Fighting Back: A Citizen’s Guide to Resistance (The New Republic)
‘You're not listening to us’: Hoosiers air frustrations as public officials face access scrutiny (Indiana Capital Chronicle)
W.G. Sebald and the Politics of Melancholy (The New Republic)
Through his reading of the writers who influenced him, these early writings make plain the ethical principle that guided Sebald’s great works: Melancholy, far from being defeatist, is itself a kind of political resistance, a way of pushing back against the machinations of fascism by preserving the past against erasure.
That melancholy might have such a power will take some thinking on my part. It pulls on my sympathy to agree with it, but I live in a country that lives in fantasy rather than with history.
I am not sure what to make of the books reviewed in Gatsby by Jane Crowther; The Gatsby Gambit by Claire Anderson-Wheeler – Jay’s eternal hold (The Guardian ). The review makes them sound well-executed without discussing the reason for their appropriating Gatsby. It feels like the reason we have so many sequel and reboots in American film - marketing, rather than creativity.
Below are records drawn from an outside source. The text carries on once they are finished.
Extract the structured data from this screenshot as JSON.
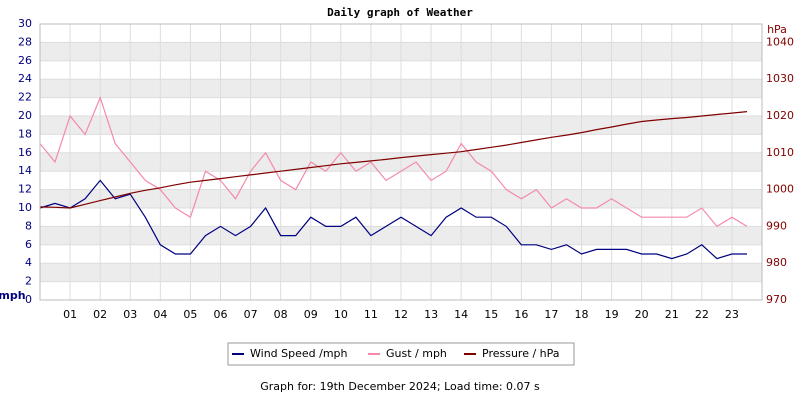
{
  "chart_data": {
    "type": "line",
    "title": "Daily graph of Weather",
    "y_label": "mph",
    "y2_label": "hPa",
    "footer": "Graph for: 19th December 2024; Load time: 0.07 s",
    "x": [
      0,
      0.5,
      1,
      1.5,
      2,
      2.5,
      3,
      3.5,
      4,
      4.5,
      5,
      5.5,
      6,
      6.5,
      7,
      7.5,
      8,
      8.5,
      9,
      9.5,
      10,
      10.5,
      11,
      11.5,
      12,
      12.5,
      13,
      13.5,
      14,
      14.5,
      15,
      15.5,
      16,
      16.5,
      17,
      17.5,
      18,
      18.5,
      19,
      19.5,
      20,
      20.5,
      21,
      21.5,
      22,
      22.5,
      23,
      23.5
    ],
    "xlim": [
      0,
      24
    ],
    "xticks": [
      {
        "value": 1,
        "label": "01"
      },
      {
        "value": 2,
        "label": "02"
      },
      {
        "value": 3,
        "label": "03"
      },
      {
        "value": 4,
        "label": "04"
      },
      {
        "value": 5,
        "label": "05"
      },
      {
        "value": 6,
        "label": "06"
      },
      {
        "value": 7,
        "label": "07"
      },
      {
        "value": 8,
        "label": "08"
      },
      {
        "value": 9,
        "label": "09"
      },
      {
        "value": 10,
        "label": "10"
      },
      {
        "value": 11,
        "label": "11"
      },
      {
        "value": 12,
        "label": "12"
      },
      {
        "value": 13,
        "label": "13"
      },
      {
        "value": 14,
        "label": "14"
      },
      {
        "value": 15,
        "label": "15"
      },
      {
        "value": 16,
        "label": "16"
      },
      {
        "value": 17,
        "label": "17"
      },
      {
        "value": 18,
        "label": "18"
      },
      {
        "value": 19,
        "label": "19"
      },
      {
        "value": 20,
        "label": "20"
      },
      {
        "value": 21,
        "label": "21"
      },
      {
        "value": 22,
        "label": "22"
      },
      {
        "value": 23,
        "label": "23"
      }
    ],
    "ylim": [
      0,
      30
    ],
    "yticks": [
      0,
      2,
      4,
      6,
      8,
      10,
      12,
      14,
      16,
      18,
      20,
      22,
      24,
      26,
      28,
      30
    ],
    "y2lim": [
      970,
      1045
    ],
    "y2ticks": [
      970,
      980,
      990,
      1000,
      1010,
      1020,
      1030,
      1040
    ],
    "grid": true,
    "legend": "bottom",
    "series": [
      {
        "name": "Wind Speed /mph",
        "color": "#000080",
        "values": [
          10,
          10.5,
          10,
          11,
          13,
          11,
          11.5,
          9,
          6,
          5,
          5,
          7,
          8,
          7,
          8,
          10,
          7,
          7,
          9,
          8,
          8,
          9,
          7,
          8,
          9,
          8,
          7,
          9,
          10,
          9,
          9,
          8,
          6,
          6,
          5.5,
          6,
          5,
          5.5,
          5.5,
          5.5,
          5,
          5,
          4.5,
          5,
          6,
          4.5,
          5,
          5
        ]
      },
      {
        "name": "Gust / mph",
        "color": "#f48aa8",
        "values": [
          17,
          15,
          20,
          18,
          22,
          17,
          15,
          13,
          12,
          10,
          9,
          14,
          13,
          11,
          14,
          16,
          13,
          12,
          15,
          14,
          16,
          14,
          15,
          13,
          14,
          15,
          13,
          14,
          17,
          15,
          14,
          12,
          11,
          12,
          10,
          11,
          10,
          10,
          11,
          10,
          9,
          9,
          9,
          9,
          10,
          8,
          9,
          8
        ]
      },
      {
        "name": "Pressure / hPa",
        "color": "#800000",
        "axis": "y2",
        "values": [
          995.3,
          995.2,
          995,
          996,
          997,
          998,
          999,
          999.8,
          1000.5,
          1001.3,
          1002,
          1002.5,
          1003,
          1003.5,
          1004,
          1004.5,
          1005,
          1005.5,
          1006,
          1006.5,
          1007,
          1007.4,
          1007.8,
          1008.2,
          1008.7,
          1009.1,
          1009.5,
          1009.9,
          1010.3,
          1010.9,
          1011.5,
          1012.1,
          1012.8,
          1013.5,
          1014.2,
          1014.8,
          1015.5,
          1016.3,
          1017,
          1017.8,
          1018.5,
          1018.9,
          1019.3,
          1019.6,
          1020,
          1020.4,
          1020.8,
          1021.2
        ]
      }
    ]
  }
}
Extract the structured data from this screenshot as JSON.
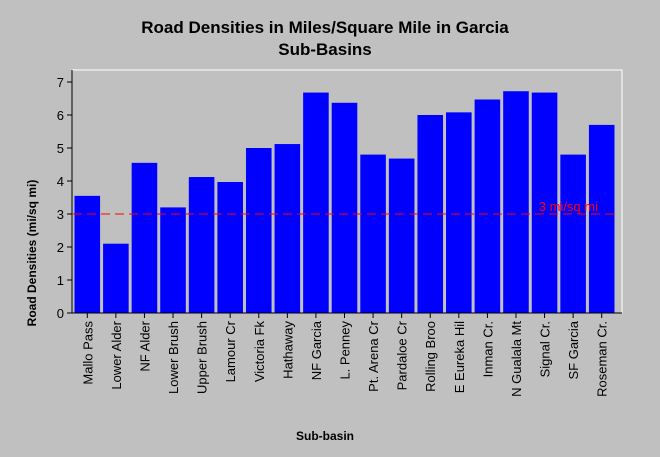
{
  "chart_data": {
    "type": "bar",
    "title": "Road Densities in Miles/Square Mile in Garcia",
    "subtitle": "Sub-Basins",
    "xlabel": "Sub-basin",
    "ylabel": "Road Densities (mi/sq mi)",
    "ylim": [
      0,
      7
    ],
    "yticks": [
      "0",
      "1",
      "2",
      "3",
      "4",
      "5",
      "6",
      "7"
    ],
    "categories": [
      "Mallo Pass",
      "Lower Alder",
      "NF Alder",
      "Lower Brush",
      "Upper Brush",
      "Lamour Cr",
      "Victoria Fk",
      "Hathaway",
      "NF Garcia",
      "L. Penney",
      "Pt. Arena Cr",
      "Pardaloe Cr",
      "Rolling Broo",
      "E Eureka Hil",
      "Inman Cr.",
      "N Gualala Mt",
      "Signal Cr.",
      "SF Garcia",
      "Roseman Cr."
    ],
    "values": [
      3.55,
      2.1,
      4.55,
      3.2,
      4.12,
      3.97,
      5.0,
      5.12,
      6.68,
      6.37,
      4.8,
      4.68,
      6.0,
      6.08,
      6.47,
      6.72,
      6.68,
      4.8,
      5.7
    ],
    "reference_line": {
      "value": 3,
      "label": "3 mi/sq mi",
      "color": "#ff0000"
    },
    "bar_color": "#0000ff",
    "grid": false,
    "legend": "none"
  }
}
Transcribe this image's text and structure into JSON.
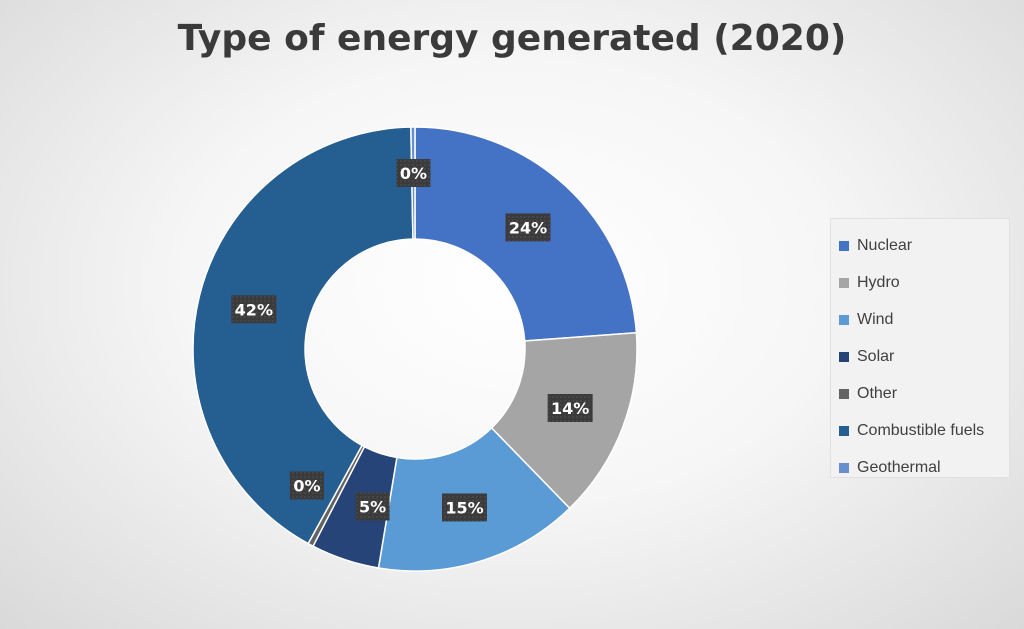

I read Euripides when I was young (Medea), and I have read more since I came home, but Making Sense of Euripides’ Orestes (Antigone) is about a play I have not read. It may also do more than anything I have read to explain Euripides.
So what on earth is going on? Is this parody? And if so, of what? Perhaps self-parody? Euripides has created an ultra-dramatic, innovative, bold opera of a tragedy and pushed dramatic conventions to their edge. Cue clever metatheatrical references to and dramatic appropriations of the constraints of the Athenian theatre: Electra will keep her gloomy expression so Hermione doesn’t realise what is going on – or is that because the expression on her mask cannot change throughout the play?
***
Perhaps, in the end, Euripides just wants to peel away the glitter and show us that the old heroic legends are nothing but stories of criminals, angry old men, and pathetic kings. Apollo’s finale would thus be so intentionally incredible as to make us revolt against the whole mythological paradigm itself. Or else merely a theatrical device, bringing back the story more or less to traditional lines simply because that was what convention demanded, but doing so as outrageously as possible.
And in that last paragraph, I begin to see what I missed reading Euripides last year.